Hey @chacalle - I wondered about that as well. I'm planning to spend the morning investigating in more detail, and will certainly start with the zika implementation to see if it's just something specific about the way my code interacts with the base scripts.
It's definitely failing at the step where it tries to run the query with GI numbers (the query itself is being created and formatted correctly), and it hasn't in the past, which makes me rather suspicious though. I'll update here with what I figure out today. Thanks!
@chacalle --
So, the good news is it's a false alarm. It is failing on the esearch step (just returning an empty ID list with an error message that sounds a whole lot like it's a GI number issue), but luckily I don't think it's the case (I totally leapt to conclusions here).
The less awesome news is that I'm pretty sure it's related to the number of accessions. This doesn't make a whole lot of sense given that, from the docs
Increasing retmax allows more of the retrieved UIDs to be included in the XML output, up to a maximum of 100,000 records.
and retmax == 10**9 for our queries (in my case, n==6000). But, it's reproducible.
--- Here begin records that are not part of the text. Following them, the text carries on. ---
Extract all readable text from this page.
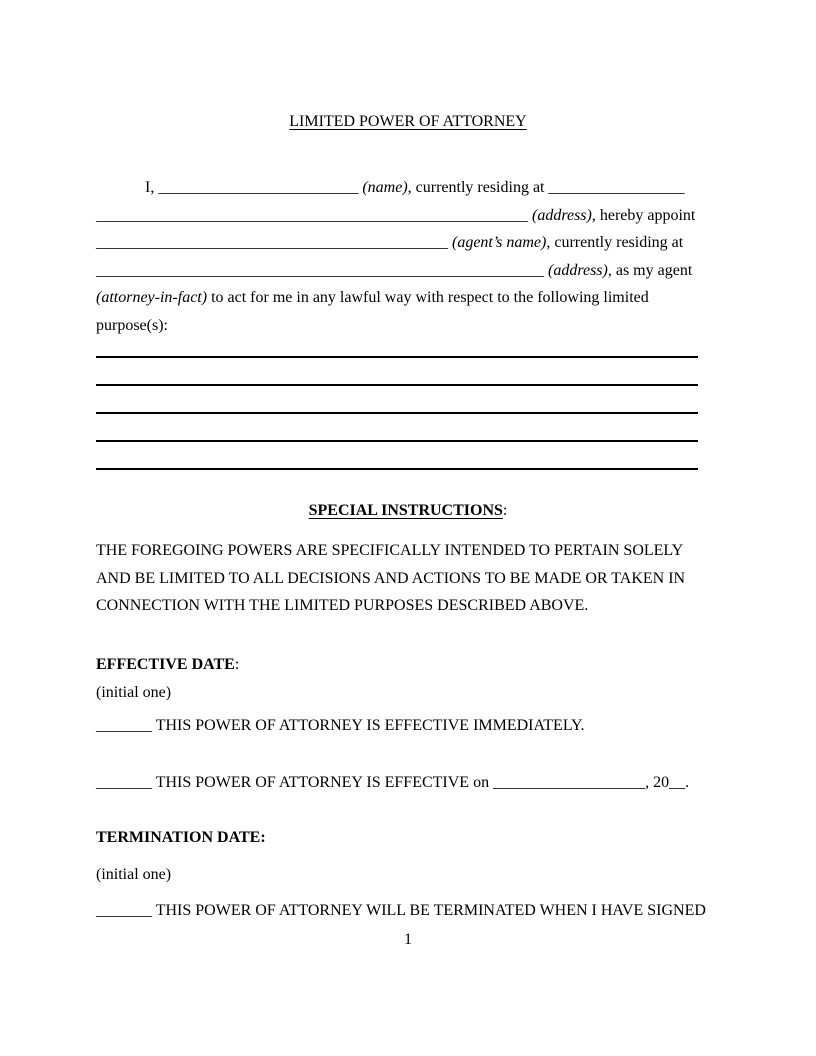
LIMITED POWER OF ATTORNEY
I, _________________________ (name), currently residing at _________________
______________________________________________________ (address), hereby appoint
____________________________________________ (agent’s name), currently residing at
________________________________________________________ (address), as my agent
(attorney-in-fact) to act for me in any lawful way with respect to the following limited
purpose(s):
SPECIAL INSTRUCTIONS:
THE FOREGOING POWERS ARE SPECIFICALLY INTENDED TO PERTAIN SOLELY
AND BE LIMITED TO ALL DECISIONS AND ACTIONS TO BE MADE OR TAKEN IN
CONNECTION WITH THE LIMITED PURPOSES DESCRIBED ABOVE.
EFFECTIVE DATE:
(initial one)
_______ THIS POWER OF ATTORNEY IS EFFECTIVE IMMEDIATELY.
_______ THIS POWER OF ATTORNEY IS EFFECTIVE on ___________________, 20__.
TERMINATION DATE:
(initial one)
_______ THIS POWER OF ATTORNEY WILL BE TERMINATED WHEN I HAVE SIGNED
1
Shouldn't hard to fix, I'll patch it and submit a PR for your thoughts. Thanks for looking at this, and sorry for the confusion!
Has there been any solution to this? Entrez (efetch/epost) won't accept accession.version, but most of their results are given as an accession. Otherwise, is there a way to replace thousands of accession.version with GI numbers?
After upgrading to biopython 1.68
pip install biopython --upgrade
Successfully installed biopython-1.68
--update_citations is working again for me. I don't know if the underlying bug is actually resolved however,
@trvrb --update_citations stopped working? It seems like biopython 1.68 was released in August 2016 (http://biopython.org/wiki/Download) so I don't think the underlying problem is fixed. I wonder why it wasn't working.
According to this comment (https://ncbiinsights.ncbi.nlm.nih.gov/2016/07/15/ncbi-is-phasing-out-sequence-gis-heres-what-you-need-to-know/comment-page-1/#comment-35754) they are supposed to blog about it when they do finally change things.
Oh. This was entirely me then. Thanks for the update.